Der Entscheid, zunächst nur mit einem Einerticket anzutreten, ist innerhalb des bürgerlichen Lagers umstritten. Politgeograf Michael Hermann bezeichnet das Vorgehen als verpasste Chance: Angesichts von sicher drei und bis zu fünf frei werdenden Sitzen in der Regierung sei der Verzicht auf eine aktive Rückeroberung des zweiten, 2019 an die Grünen verlorenen FDP-Sitzes ein „dürftiges Ziel“ für die traditionsreiche Kantonalpartei. Zumal der Sitz der Mitte-Partei als wacklig gilt, falls Regierungsrätin Silvia Steiner nicht mehr antreten sollte. Leutenegger verweist hingegen auf Risikomanagement: Man wolle „keine übermässigen Ansprüche stellen“, um nicht politisch „auf die Nase zu fallen“. Berichte, wonach potenzielle Kandidatinnen zuletzt mehrfach abgesagt hätten, verstärken den Eindruck eines strategischen Rückzugs auf die Kernaufgabe Sitzsicherung.
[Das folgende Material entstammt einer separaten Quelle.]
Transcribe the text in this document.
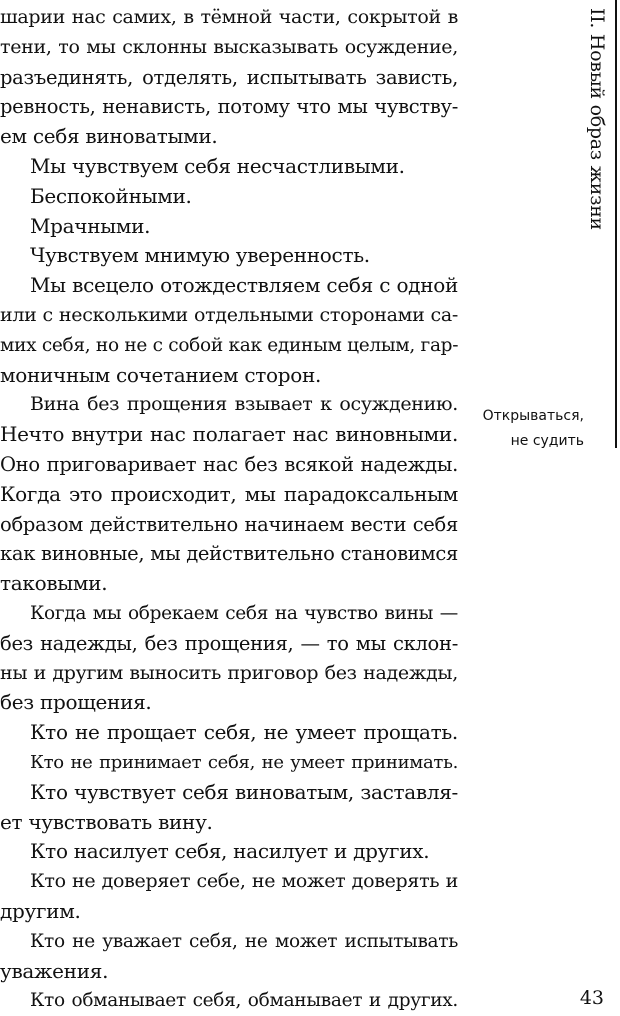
шарии нас самих, в тёмной части, сокрытой в
тени, то мы склонны высказывать осуждение,
разъединять, отделять, испытывать зависть,
ревность, ненависть, потому что мы чувству-
ем себя виноватыми.
Мы чувствуем себя несчастливыми.
Беспокойными.
Мрачными.
Чувствуем мнимую уверенность.
Мы всецело отождествляем себя с одной
или с несколькими отдельными сторонами са-
мих себя, но не с собой как единым целым, гар-
моничным сочетанием сторон.
Вина без прощения взывает к осуждению.
Нечто внутри нас полагает нас виновными.
Оно приговаривает нас без всякой надежды.
Когда это происходит, мы парадоксальным
образом действительно начинаем вести себя
как виновные, мы действительно становимся
таковыми.
Когда мы обрекаем себя на чувство вины —
без надежды, без прощения, — то мы склон-
ны и другим выносить приговор без надежды,
без прощения.
Кто не прощает себя, не умеет прощать.
Кто не принимает себя, не умеет принимать.
Кто чувствует себя виноватым, заставля-
ет чувствовать вину.
Кто насилует себя, насилует и других.
Кто не доверяет себе, не может доверять и
другим.
Кто не уважает себя, не может испытывать
уважения.
Кто обманывает себя, обманывает и других.
II. Новый образ жизни
Открываться,
не судить
43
Für Spannungen sorgt der FDP-Kurs insbesondere bei der SVP. Kantonalpräsident Domenik Ledergerber spricht von einer Enttäuschung und wirft den Freisinnigen vor, den fünften bürgerlichen Regierungssitz faktisch kampflos preiszugeben. Er erinnert an die Kräfteverhältnisse vor 2019, als SVP, FDP und Mitte gemeinsam fünf der sieben Sitze hielten. Als Reaktion prüft die SVP nun, ihrerseits mit einem Dreierticket anzutreten. Gesundheitsdirektorin Natalie Rickli hat ihre erneute Kandidatur bereits angekündigt, zusätzliche Namen sollen von einer Findungskommission vorgeschlagen werden; die Delegiertenversammlung will im Juli über das Ticket entscheiden. Die FDP hält ihr langfristiges Ziel von zwei Regierungssitzen zwar aufrecht, will eine zweite Kandidatur aber nur dann lancieren, falls es ausserhalb des bürgerlichen Lagers zu einer Vakanz kommt – etwa wenn parteilose oder mitte-nahe Amtsinhaber nicht mehr antreten.